Even with those adjustments, the system is a big change from what was in place before. Previously, a teacher may have been evaluated every few years, depending on his or her contract. Student performance didn’t have a place in the equation.

“Prior to this, principals were responsible for behavior management, making sure things function,” said Danita Glenn, principal at Trimble Middle School. “That’s no longer the case. The role now is instructional leader.”

Glenn’s job is especially unique; it was created last year specifically to help meet the demands of district-wide initiatives. Half of her time is spent as principal for students in grades 7 and 8. The other half of her position is designed to help the district administer OTES and the Third Grade Reading Guarantee. Though, she admits the time-consuming initiatives leave little room for discipline.

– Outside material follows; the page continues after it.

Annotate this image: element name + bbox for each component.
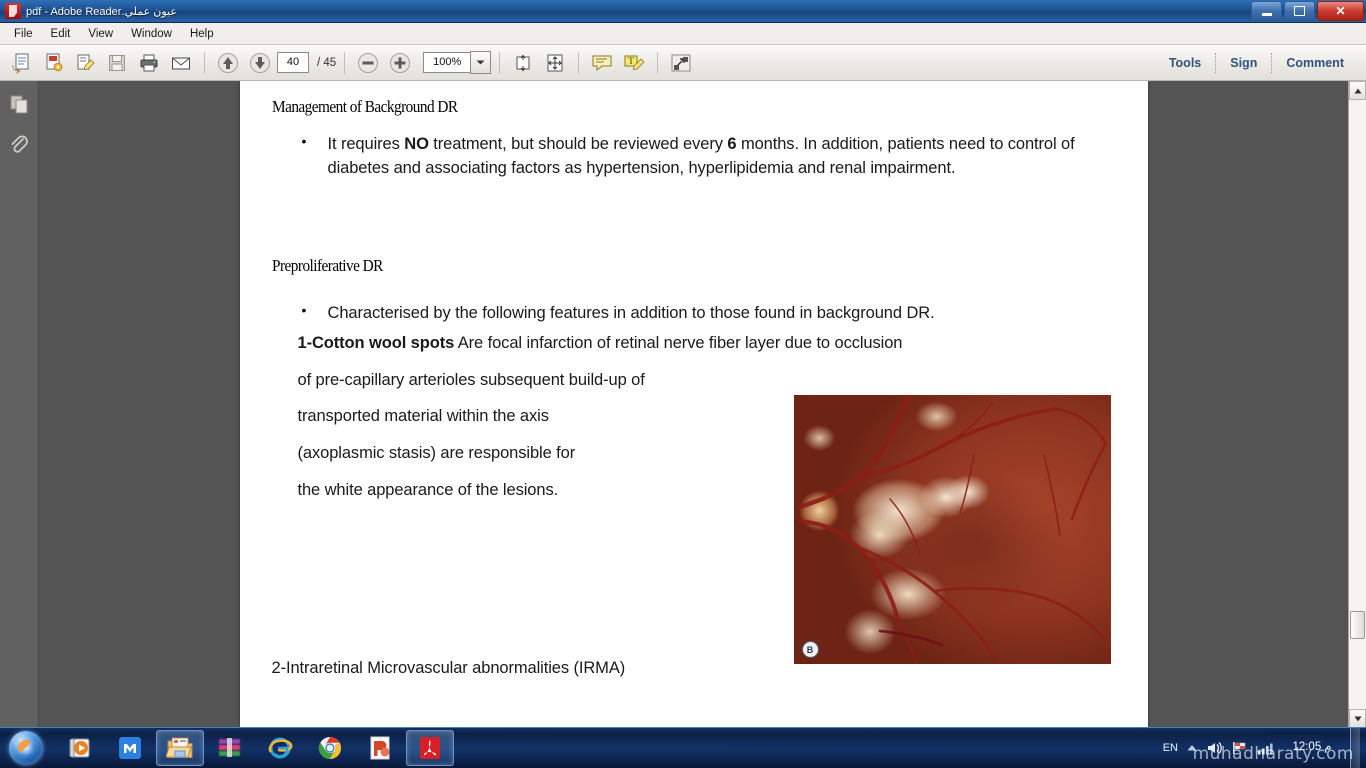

“It’s a huge change,” she continued. “It used to be that one principal would come in for 10 minutes, you’d have a conversation and left. That was true for most people. This is a real evaluation. My job this year is to walk them through the process and make them understand. At first, it was not well received. They (the teachers) didn’t know what it was about.”

The rubric used in the evaluation system is designed to identify a teacher’s weakness and then to ultimately develop a plan to help that teacher improve, Glenn said. It’s an intensive process that takes time and effort for both teachers and evaluators to do it right. It’s also concerning.

“The teachers are concerned about the way 50 percent of an evaluation is based on a standardized test and not on what the student really has learned or what their true educational growth is,” said John Pugh, a physical education teacher at West Elementary and president of the Athens Education Association.

Still, teachers and administrators across the county have made special efforts to make it a smooth, non-threatening procedure.

Paul Grippa, principal at Athens Middle School, said he hopes some of those changes introduced by the Senate are implemented.

“The people who created the system have underestimated how much time the system is going to require,” he said. “I think it is way too burdensome.”

Grippa has 40 teachers in his building. He has to plan for pre-conferences, walk-throughs and post conferences for each of them, while still completing his other duties, which already where a full-time job.

“They didn’t take anything off the plate, but they added a whole lot,” he noted. “To me, that is irresponsible.”

Despite the burden, Glenn sees it as an opportunity.

“I think it’s a step in the right direction,” she said. “Good teachers really feel like somebody is noticing their skills.”